The StringUtil.getFromUnicode(...) function works incorrectly on the symbols with code > 127.
Created attachment 2345 [details] Now getting from Unicode correctly
Getting the symols from Unicode more accuratly with the lower half.
It is the patch. Sorry for double message. I forgot to mark the previous path as [PATCH]. Here the code: Index: src/java/org/apache/poi/util/StringUtil.java =================================================================== RCS file: /home/cvspublic/jakarta- poi/src/java/org/apache/poi/util/StringUtil.java,v retrieving revision 1.2 diff -r1.2 StringUtil.java 147,155c147,154 < byte[] bstring = new byte[len]; < int index = offset + 1; < // start with low bits. < < for (int k = 0; k < len; k++) { < bstring[k] = string[index]; < index += 2; < } < return new String(bstring); --- > > char[] chars = new char[ len ]; > for ( int i = 0; i < chars.length; i++ ) { > chars[i] = (char)( string[ offset + ( 2 * i ) ] + > ( string[ offset + ( 2 * i + 1 ) ] << 8 ) ); > } > > return new String( chars );
Thank you for this patch.

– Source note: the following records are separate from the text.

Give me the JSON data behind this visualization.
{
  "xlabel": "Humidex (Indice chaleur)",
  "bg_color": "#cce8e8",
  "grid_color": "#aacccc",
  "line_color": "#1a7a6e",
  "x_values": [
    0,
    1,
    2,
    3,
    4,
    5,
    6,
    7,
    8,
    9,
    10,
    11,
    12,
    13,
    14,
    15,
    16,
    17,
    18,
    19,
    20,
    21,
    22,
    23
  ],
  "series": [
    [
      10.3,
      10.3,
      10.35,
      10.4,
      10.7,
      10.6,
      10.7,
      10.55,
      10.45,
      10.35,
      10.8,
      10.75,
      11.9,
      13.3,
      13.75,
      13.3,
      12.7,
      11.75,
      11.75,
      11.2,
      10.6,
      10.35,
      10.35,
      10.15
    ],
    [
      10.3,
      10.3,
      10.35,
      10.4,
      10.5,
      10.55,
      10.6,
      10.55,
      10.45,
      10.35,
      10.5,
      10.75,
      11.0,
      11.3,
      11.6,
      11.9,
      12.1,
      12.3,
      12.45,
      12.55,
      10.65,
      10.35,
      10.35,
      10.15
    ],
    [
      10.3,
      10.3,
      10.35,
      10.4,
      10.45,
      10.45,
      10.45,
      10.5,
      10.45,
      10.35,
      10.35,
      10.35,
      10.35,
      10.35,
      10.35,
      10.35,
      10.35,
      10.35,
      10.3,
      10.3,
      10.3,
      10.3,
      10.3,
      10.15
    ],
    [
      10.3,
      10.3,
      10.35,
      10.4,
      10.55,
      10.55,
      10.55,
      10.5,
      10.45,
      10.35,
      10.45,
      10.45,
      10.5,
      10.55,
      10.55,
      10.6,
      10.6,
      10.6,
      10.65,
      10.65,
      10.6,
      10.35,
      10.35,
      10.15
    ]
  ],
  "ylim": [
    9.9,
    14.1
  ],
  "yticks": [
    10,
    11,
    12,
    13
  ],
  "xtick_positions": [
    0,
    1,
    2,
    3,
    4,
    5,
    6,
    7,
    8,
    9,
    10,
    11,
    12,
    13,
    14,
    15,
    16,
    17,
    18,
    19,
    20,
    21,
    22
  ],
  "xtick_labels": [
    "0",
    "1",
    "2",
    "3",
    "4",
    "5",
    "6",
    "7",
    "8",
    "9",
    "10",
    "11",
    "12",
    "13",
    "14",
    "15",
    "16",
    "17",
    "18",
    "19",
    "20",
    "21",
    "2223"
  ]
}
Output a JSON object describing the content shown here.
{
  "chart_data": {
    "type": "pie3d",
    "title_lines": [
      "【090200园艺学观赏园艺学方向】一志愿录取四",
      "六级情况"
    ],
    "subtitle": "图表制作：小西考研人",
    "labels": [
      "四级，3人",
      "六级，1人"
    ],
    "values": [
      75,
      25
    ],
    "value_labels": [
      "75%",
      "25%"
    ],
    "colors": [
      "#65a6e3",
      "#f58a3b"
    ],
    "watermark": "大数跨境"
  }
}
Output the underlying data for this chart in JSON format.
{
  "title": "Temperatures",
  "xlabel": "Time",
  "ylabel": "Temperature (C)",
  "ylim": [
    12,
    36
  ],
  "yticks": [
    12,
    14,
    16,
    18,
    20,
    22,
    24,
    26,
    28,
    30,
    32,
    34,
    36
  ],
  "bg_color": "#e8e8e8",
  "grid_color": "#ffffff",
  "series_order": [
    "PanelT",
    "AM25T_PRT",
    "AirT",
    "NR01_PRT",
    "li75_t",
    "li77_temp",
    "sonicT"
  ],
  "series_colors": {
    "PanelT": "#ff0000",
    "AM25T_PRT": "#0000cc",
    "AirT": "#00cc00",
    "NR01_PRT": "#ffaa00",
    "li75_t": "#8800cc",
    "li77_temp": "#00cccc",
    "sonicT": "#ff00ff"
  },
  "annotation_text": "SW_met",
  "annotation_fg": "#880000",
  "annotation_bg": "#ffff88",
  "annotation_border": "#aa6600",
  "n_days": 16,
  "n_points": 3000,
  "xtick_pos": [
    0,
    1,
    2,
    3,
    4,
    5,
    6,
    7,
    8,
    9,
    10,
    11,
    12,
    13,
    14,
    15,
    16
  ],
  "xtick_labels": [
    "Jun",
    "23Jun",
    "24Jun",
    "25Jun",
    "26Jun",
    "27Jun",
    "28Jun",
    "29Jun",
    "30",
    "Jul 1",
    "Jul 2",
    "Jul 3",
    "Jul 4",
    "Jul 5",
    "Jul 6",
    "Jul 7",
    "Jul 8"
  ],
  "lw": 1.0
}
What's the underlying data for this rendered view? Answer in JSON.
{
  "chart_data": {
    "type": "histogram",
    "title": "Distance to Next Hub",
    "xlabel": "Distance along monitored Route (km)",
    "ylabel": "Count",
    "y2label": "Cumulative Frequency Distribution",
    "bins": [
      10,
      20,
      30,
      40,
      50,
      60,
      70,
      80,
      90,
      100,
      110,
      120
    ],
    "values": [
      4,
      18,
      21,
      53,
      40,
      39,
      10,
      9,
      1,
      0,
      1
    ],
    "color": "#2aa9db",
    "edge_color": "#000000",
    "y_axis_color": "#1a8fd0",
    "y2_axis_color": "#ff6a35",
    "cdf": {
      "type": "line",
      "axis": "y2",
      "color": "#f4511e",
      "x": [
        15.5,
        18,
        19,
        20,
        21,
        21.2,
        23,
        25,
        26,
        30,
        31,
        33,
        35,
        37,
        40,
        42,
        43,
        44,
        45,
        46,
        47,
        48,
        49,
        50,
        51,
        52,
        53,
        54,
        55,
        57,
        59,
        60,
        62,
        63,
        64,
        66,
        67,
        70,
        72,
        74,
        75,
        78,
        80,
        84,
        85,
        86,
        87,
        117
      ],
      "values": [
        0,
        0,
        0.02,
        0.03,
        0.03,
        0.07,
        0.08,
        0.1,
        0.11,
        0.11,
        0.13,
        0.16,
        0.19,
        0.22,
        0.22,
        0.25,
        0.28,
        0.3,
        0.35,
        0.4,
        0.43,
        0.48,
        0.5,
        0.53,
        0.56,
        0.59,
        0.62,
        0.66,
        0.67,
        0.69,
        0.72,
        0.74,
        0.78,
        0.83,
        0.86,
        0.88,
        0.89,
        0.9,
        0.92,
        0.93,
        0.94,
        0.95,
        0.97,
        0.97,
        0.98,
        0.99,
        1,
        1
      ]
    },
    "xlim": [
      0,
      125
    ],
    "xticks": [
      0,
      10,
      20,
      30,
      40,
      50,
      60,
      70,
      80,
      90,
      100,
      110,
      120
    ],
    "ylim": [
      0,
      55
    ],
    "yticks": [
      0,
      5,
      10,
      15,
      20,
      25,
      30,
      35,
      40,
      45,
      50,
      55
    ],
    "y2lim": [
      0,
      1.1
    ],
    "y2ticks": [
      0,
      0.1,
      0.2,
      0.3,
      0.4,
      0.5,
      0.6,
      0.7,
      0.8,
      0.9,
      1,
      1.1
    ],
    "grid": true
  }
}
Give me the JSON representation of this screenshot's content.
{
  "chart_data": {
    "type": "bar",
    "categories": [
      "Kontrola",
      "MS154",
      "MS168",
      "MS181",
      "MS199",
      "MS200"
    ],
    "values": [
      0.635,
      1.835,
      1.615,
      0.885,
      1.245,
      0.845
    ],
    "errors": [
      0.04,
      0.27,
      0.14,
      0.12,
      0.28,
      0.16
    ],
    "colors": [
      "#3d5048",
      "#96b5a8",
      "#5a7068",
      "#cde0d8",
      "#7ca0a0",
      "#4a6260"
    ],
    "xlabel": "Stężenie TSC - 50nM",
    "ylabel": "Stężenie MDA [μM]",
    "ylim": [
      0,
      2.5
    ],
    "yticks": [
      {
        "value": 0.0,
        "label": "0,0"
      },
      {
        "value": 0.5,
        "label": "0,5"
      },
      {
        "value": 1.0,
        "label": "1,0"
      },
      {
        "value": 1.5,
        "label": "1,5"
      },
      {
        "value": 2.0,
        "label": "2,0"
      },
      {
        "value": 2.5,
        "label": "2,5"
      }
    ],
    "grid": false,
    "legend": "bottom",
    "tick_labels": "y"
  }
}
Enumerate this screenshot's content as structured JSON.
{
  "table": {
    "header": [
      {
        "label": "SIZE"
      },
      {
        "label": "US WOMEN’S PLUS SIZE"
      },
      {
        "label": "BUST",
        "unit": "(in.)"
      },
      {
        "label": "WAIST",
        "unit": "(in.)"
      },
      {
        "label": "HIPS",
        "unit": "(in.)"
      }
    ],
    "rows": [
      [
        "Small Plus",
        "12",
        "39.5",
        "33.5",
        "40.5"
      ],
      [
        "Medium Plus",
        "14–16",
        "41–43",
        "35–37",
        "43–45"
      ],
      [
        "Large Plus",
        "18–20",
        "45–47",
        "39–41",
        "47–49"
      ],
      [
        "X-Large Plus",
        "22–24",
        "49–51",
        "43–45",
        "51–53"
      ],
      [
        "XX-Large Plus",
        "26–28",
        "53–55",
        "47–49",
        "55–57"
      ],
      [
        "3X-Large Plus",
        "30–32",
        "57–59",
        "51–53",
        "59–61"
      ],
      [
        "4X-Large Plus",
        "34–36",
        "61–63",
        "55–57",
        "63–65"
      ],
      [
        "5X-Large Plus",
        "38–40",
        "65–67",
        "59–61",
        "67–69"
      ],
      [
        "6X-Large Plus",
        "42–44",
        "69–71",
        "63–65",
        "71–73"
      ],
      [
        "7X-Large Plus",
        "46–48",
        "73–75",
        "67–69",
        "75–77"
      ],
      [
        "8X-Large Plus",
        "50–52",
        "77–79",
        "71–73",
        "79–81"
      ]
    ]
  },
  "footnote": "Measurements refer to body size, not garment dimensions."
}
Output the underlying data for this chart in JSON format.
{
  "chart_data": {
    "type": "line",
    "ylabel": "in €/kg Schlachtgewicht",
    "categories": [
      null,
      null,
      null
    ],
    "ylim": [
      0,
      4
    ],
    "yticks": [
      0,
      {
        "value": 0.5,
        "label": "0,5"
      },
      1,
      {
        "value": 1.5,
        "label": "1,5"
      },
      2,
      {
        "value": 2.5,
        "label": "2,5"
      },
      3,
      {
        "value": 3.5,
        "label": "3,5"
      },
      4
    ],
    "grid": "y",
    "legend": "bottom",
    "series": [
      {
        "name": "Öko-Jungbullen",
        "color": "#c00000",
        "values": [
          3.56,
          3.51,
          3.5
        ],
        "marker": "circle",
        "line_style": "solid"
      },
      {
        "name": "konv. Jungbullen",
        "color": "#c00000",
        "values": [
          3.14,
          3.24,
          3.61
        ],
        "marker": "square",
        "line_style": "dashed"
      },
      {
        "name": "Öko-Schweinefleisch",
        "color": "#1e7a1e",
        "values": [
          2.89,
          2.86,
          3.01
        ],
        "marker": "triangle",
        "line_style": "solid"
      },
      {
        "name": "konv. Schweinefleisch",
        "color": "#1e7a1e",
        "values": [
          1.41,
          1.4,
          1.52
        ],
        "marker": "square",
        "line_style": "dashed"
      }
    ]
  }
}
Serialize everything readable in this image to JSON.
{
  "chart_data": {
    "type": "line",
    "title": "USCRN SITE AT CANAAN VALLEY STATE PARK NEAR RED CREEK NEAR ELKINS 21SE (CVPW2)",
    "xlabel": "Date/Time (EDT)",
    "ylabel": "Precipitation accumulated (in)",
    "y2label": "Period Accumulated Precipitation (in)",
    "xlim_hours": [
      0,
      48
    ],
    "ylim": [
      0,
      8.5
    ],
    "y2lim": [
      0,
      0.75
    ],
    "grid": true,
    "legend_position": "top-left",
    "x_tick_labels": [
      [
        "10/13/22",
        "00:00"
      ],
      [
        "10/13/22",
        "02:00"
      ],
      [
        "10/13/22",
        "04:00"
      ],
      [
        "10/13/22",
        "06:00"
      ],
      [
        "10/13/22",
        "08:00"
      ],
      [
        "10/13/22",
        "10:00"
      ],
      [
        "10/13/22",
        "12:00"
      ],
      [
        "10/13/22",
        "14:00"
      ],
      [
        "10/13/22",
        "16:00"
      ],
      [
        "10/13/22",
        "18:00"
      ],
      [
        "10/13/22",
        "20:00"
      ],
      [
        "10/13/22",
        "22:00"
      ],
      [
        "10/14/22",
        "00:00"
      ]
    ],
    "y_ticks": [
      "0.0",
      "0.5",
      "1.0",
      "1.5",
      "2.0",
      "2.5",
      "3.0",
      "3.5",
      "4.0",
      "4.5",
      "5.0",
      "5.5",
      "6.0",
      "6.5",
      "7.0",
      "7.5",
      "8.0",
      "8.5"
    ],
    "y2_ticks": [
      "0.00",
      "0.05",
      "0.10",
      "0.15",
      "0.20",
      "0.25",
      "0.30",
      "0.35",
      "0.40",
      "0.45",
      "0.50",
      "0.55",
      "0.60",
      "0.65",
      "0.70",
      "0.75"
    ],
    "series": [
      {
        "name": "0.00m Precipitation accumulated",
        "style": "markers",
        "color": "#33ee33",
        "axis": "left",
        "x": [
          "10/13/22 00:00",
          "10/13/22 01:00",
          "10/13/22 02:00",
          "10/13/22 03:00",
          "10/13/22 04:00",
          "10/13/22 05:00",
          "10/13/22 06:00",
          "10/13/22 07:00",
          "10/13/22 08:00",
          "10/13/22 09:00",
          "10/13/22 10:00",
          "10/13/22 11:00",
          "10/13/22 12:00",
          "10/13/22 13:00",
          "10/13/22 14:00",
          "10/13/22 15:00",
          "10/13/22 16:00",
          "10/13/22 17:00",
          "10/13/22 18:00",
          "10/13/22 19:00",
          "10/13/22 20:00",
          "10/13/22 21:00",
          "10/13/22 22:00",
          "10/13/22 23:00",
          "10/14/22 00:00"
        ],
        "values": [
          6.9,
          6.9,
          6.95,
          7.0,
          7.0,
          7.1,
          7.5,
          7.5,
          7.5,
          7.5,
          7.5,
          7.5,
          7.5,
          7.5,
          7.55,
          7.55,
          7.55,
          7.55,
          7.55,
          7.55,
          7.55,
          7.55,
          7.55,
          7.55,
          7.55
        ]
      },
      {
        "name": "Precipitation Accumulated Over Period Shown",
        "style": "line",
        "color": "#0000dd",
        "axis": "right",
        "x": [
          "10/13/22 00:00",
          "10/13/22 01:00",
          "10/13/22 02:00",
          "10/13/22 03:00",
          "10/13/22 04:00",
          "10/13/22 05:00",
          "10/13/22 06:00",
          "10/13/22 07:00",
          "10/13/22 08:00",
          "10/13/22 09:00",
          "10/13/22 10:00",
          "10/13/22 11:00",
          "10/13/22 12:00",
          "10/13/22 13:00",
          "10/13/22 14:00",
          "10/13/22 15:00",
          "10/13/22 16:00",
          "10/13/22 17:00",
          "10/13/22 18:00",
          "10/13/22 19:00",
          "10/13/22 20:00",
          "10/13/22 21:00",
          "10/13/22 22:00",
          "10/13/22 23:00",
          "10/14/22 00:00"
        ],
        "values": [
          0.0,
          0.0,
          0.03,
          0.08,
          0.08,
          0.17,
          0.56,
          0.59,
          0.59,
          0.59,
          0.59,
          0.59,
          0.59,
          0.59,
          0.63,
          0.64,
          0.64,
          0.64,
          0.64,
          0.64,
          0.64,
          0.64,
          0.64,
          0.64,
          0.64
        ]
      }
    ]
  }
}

In the future please remember to add yourself to the @author tags. I have applied it and committed it, please cross-check. As a suggestion it would be good to have a unit test demonstrating the failed condtion that this fixes (such as russian text for instance) check under src/testcases/org/apache/poi/hssf to see how easy it is to create such unit tests. Thanks, -Andy
I attempted to apply this however it caused a unit test to fail: Running org.apache.poi.util.TestShortList Tests run: 18, Failures: 0, Errors: 0, Time elapsed: 0.721 sec Running org.apache.poi.util.TestStringUtil Tests run: 1, Failures: 1, Errors: 0, Time elapsed: 0.631 sec BUILD FAILED D:\andy\homestuff\jakarta-poi2\2\jakarta-poi\tools\cents\junit.cent\xbuild.xml:5 9: Test org.apache.poi.util.TestStringUtil failed Total time: 4 minutes 1 second Please run "./build.sh clean compile test". Once you've corrected this, please resubmit it and I'll apply it. Thanks.